Quatrième jour. Les épaules se tendent. Les yeux lancent des étincelles. Le ton monte. La solitude oppresse tandis que la promiscuité éreinte. Rester chez soi. Soutenir le personnel médical. Protéger les autres. Nos seuls impératifs à scander, à incarner, à répéter. Mais dans le ventre, il y a ce besoin presque animal de faire sortir sa colère, sa peur, son impatience. La fureur éclate de façon étrange et inattendue. Face à notre famille, face à notre frigo, par mails, par textos. Pas d’autre choix que de l’accueillir. Au Moyen-âge, loin d’être rejetée, elle était considérée comme l’expression de notre vitalité.
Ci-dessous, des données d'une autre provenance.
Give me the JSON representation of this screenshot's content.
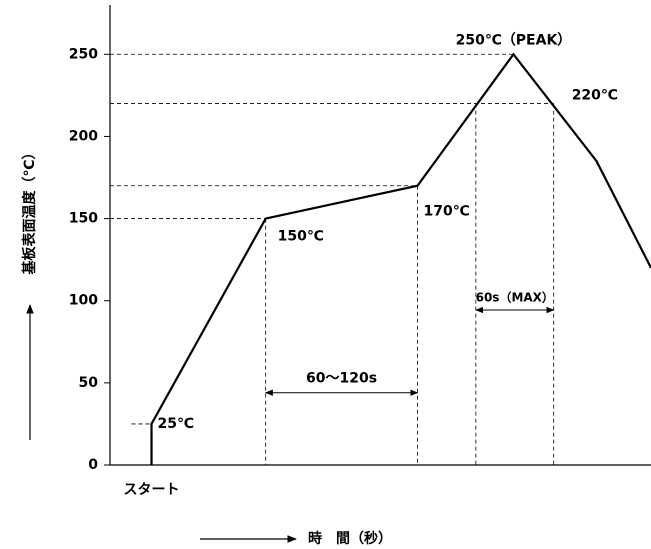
{
  "chart_data": {
    "type": "line",
    "ylabel": "基板表面温度（℃）",
    "xlabel": "時　間（秒）",
    "x": [
      0,
      0,
      88,
      205,
      279,
      343,
      385
    ],
    "series": [
      {
        "color": "#000000",
        "values": [
          0,
          25,
          150,
          170,
          250,
          185,
          120
        ]
      }
    ],
    "xlim": [
      -32,
      385
    ],
    "xticks": [
      {
        "value": 0,
        "label": "スタート"
      }
    ],
    "ylim": [
      0,
      280
    ],
    "yticks": [
      0,
      50,
      100,
      150,
      200,
      250
    ],
    "point_labels": [
      "25℃",
      "150℃",
      "170℃",
      "250℃（PEAK）"
    ],
    "spans": [
      {
        "label": "60～120s",
        "x": [
          88,
          205
        ],
        "y": 44
      },
      {
        "label": "60s（MAX）",
        "x": [
          250,
          310
        ],
        "y": 220,
        "level_label": "220℃"
      }
    ]
  }
}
Idem, à la fin des années 60, en Grande-Bretagne, dans la communauté thérapeutique de Kingsley Hall fondée par R.D. Laing où l’on considérait que la colère était un tournant décisif dans le processus thérapeutique. Grâce à elle, l’individu exprimait son identité authentique, débarrassé de son moi artificiel. Mais une fois la rage exprimée, une fois que le volcan a explosé, il est temps de comprendre de quoi se compose sa lave. Quelle est la douleur masquée par ses cris, ses agacements, ses jugements ? Allons regarder ce que nous indique cet emportement. Alors peut-être que le courroux se transformera en larmes, en besoin, en désir, en sommeil réparateur, en prise de conscience salvatrice, en mots couchés sur le papier, en danse pour expulser, en câlins pour pardonner, en gratitude à l’idée d’être en vie, en amour pour l’après. Peut-être… N’ayons pas peur de nos mouvements intimes. Ni honte de nos irritations. Laissons-nous traverser par tout ce qui nous arrive. Ce moment aussi passera. Et en attendant, rappelons-nous que chaque émotion est l’occasion de comprendre quelque chose de précieux sur ce qu’il se passe sur nous.